Another rocky chapter of labour relations closed Monday with city council endorsing contracts for CUPE Local 79 full-time and some part-time workers.
Mayor Rob Ford called the endorsement “a historic day for labour peace in Toronto,” and said the deal will save taxpayers $50 million over the four-year term.
“Our front-line workers understand that times are tough out there. Even though Toronto is stronger than many global cities, our economy is still very fragile. This is not the time to ask taxpayers to pay more,” he said.
Monday’s vote passed 40-1 with Coun. Paula Fletcher casting the only dissenting vote. The deal covers 13,000 of 23,000 inside employees.
Two other groups of workers represented by the CUPE Local 79 remain in flux. About 8,600 part-time recreation workers will vote on the city’s adjusted offer Tuesday. The deal has been recommended by the union. Negotiations between the city and its 1,900 long-term care workers have gone to arbitration.
Local 79 represents civil servants, child care workers, ambulance dispatchers, parks and recreation staff, nurses and janitors.
The rights of part-time workers and job security were the main sticking points in negotiations.
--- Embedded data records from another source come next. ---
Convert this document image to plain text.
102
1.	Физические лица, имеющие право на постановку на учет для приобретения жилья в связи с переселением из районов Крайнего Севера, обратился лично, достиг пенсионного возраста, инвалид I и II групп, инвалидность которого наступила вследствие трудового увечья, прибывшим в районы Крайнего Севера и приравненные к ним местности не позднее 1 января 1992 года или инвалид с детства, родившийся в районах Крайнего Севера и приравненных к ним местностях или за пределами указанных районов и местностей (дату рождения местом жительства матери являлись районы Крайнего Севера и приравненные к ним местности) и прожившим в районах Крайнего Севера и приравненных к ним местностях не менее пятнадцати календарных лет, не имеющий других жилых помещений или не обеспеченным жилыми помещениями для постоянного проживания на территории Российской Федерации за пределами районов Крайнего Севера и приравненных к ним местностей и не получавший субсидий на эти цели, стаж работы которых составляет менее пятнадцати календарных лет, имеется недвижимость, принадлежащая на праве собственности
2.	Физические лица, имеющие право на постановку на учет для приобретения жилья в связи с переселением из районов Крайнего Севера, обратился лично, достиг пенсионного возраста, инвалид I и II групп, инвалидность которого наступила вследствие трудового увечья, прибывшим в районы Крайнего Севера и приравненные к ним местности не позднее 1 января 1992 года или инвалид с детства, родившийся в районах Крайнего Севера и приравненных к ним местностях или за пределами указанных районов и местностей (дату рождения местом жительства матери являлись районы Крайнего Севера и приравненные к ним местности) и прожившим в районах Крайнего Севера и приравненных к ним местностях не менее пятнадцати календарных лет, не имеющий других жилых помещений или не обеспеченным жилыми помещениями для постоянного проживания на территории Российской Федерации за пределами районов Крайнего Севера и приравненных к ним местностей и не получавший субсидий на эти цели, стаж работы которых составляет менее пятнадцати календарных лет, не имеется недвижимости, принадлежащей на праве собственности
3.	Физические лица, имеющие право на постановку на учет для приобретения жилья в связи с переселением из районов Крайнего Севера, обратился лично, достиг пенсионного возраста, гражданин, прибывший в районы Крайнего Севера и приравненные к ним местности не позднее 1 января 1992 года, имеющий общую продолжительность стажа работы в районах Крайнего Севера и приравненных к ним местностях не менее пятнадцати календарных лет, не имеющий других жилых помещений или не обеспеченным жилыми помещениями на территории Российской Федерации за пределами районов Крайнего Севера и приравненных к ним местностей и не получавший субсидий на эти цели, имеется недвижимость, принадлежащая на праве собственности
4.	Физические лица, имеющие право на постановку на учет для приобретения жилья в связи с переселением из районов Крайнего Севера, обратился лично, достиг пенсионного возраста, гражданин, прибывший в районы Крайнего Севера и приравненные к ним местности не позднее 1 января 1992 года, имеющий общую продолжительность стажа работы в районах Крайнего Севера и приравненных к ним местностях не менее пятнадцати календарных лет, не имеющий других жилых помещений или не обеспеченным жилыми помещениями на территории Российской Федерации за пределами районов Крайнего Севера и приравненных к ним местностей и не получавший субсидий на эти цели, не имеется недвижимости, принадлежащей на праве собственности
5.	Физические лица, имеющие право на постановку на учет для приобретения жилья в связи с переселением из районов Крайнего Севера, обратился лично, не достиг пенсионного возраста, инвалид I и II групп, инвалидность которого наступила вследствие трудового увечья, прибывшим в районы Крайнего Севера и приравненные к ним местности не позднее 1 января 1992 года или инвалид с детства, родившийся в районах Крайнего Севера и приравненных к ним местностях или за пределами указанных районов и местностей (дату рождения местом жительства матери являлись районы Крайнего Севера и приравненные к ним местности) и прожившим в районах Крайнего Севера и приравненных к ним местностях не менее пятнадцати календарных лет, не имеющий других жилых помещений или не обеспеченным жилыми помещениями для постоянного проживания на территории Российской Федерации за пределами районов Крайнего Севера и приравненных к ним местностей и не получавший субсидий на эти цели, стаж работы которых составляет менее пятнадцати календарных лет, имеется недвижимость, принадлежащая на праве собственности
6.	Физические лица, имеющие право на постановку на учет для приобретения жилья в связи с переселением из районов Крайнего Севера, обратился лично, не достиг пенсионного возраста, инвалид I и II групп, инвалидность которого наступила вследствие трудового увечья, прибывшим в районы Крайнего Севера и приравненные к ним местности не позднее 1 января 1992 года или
In February, the city endorsed a new contract for outside workers represented by CUPE Local 416. That deal offered a six per cent wage increase. The so-called jobs-for-life provision was modified to protect workers with 15 years of service or more from contracting out.
Deputy Mayor Doug Holyday had said the city offered the inside workers a similar deal.
On Monday, the mayor said, “This new [CUPE Local 79] contract provides many benefits. Management and front-line staff can now work more flexibly to provide improved customer service without increasing costs. Our employees will receive modest wage increases while maintaining some of the best terms of employment anywhere in the country.”
“We’ve established a new benchmark that governments across Canada are watching as they struggle to meet their own challenges.”
Coun. Karen Stintz praised Ford’s “political will” — “if it wasn’t for that I don’t think we would be here today.”
Stintz recalled a time when Toronto was called “New York run by the Swiss.”
“Over time … I can’t pinpoint when it is that we lost that brand and I think now the opportunity before us today is to regain that brand,” she said.
Coun. Joe Mihevc praised city workers for voting in favour of a contract that offers wage increases that aren’t “consistent with the rate of inflation.”
He said his vote in favour of the contracts was “my way of saying, we were in a pinch, [workers] contributed. Now let’s find a way forward that rebuilds some of the frayed relationships between employees and employer that we’ve witnessed in the last while.”